In Mann’s great days as a director—in the forties and fifties—he had few intelligent admirers in America. Nowadays, he is taken for granted as someone from “that golden age.” But, in truth, Mann’s value arose in that age of transition after the gold: his heroes face more testing problems than gold allowed. So acceptance doesn’t necessarily entail understanding, or the ability to look at what’s happening on the screen—much less how it's happening. That's how Mann was neglected in his heyday, and that’s why many people still regard movies as versions of theatre or literature. (It was good form to think well of Mankiewicz, Wyler, Zinnemann, and Kramer in the fifties.) Anthony Mann is one of those directors who has to be witnessed—on a big screen—before understanding can begin.
Even so, he owed a good deal to collaborators— to John C. Higgins, who wrote Railroaded, T-Men, Raw Deal, and Border Incident; to photographer John Alton, who shot T-Men. Raw Deal, Reign of Terror, Border Incident, and Devil’s Doorway; to James Stewart, of course; to Borden Chase, who wrote Winchester 73, Bend of the River, and The Far Country; and to Philip Yordan, who wrote Reign of Terror, The Man from Laramie, The Last Frontier, Men in War, God’s Little Acre, El Cid, and The Fall of the Roman Empire.
There’s no doubt the savage economy of the B pictures from the forties, their dash of cruelty, and the panache of the lighting. But Mann was not by nature claustrophobic or quite as neurotic as those noirs suggest. It's no disparagement if he simply directed the earlier films, seeing what they were good for and getting the most out of them. It may be wishful thinking to reckon that anyone in Hollvwood could have dreamed of imposing himself on a series of B pictures.
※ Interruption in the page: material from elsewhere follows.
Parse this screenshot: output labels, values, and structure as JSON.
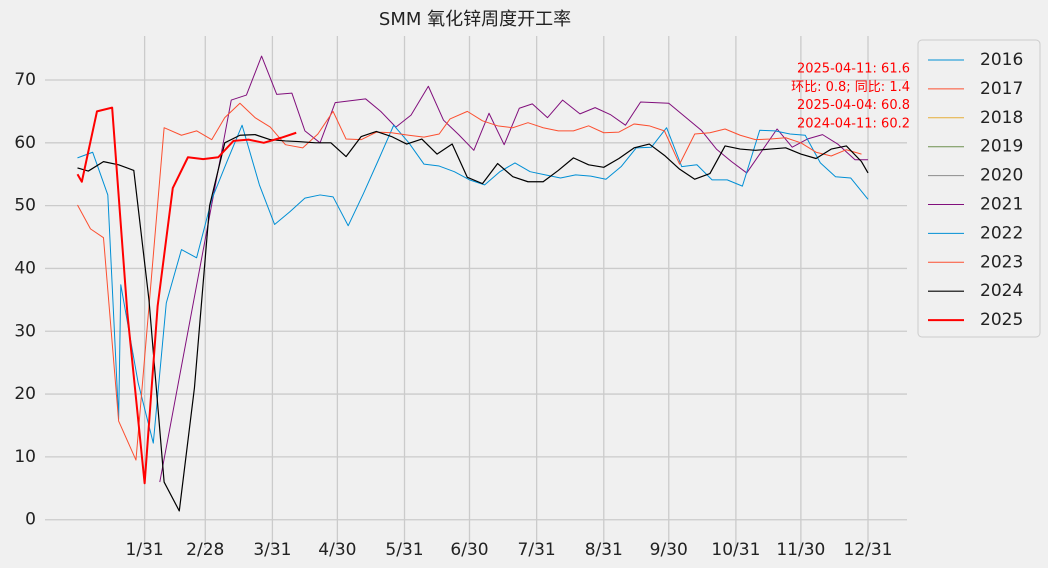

But in the fifties, with better budgets and more liberty, there’s no question about emergent personality. Mann’s Westerns are psychological, and his best heroes are beset by self-doubt. But it’s too big a stretch to call those films neurotic when they revel in the beauty of daylight, space, and distance. Rather, Mann discovered his own Western sensibility, which was to see human stories as small, and even aberrant, in the vastness of terrain. Thus, Winchester 73 is a round, a circle, that needs huge horizons; while in El Cid, the real beach at Valencia reaches into legend. No one has ever matched that feeling for heroic openness.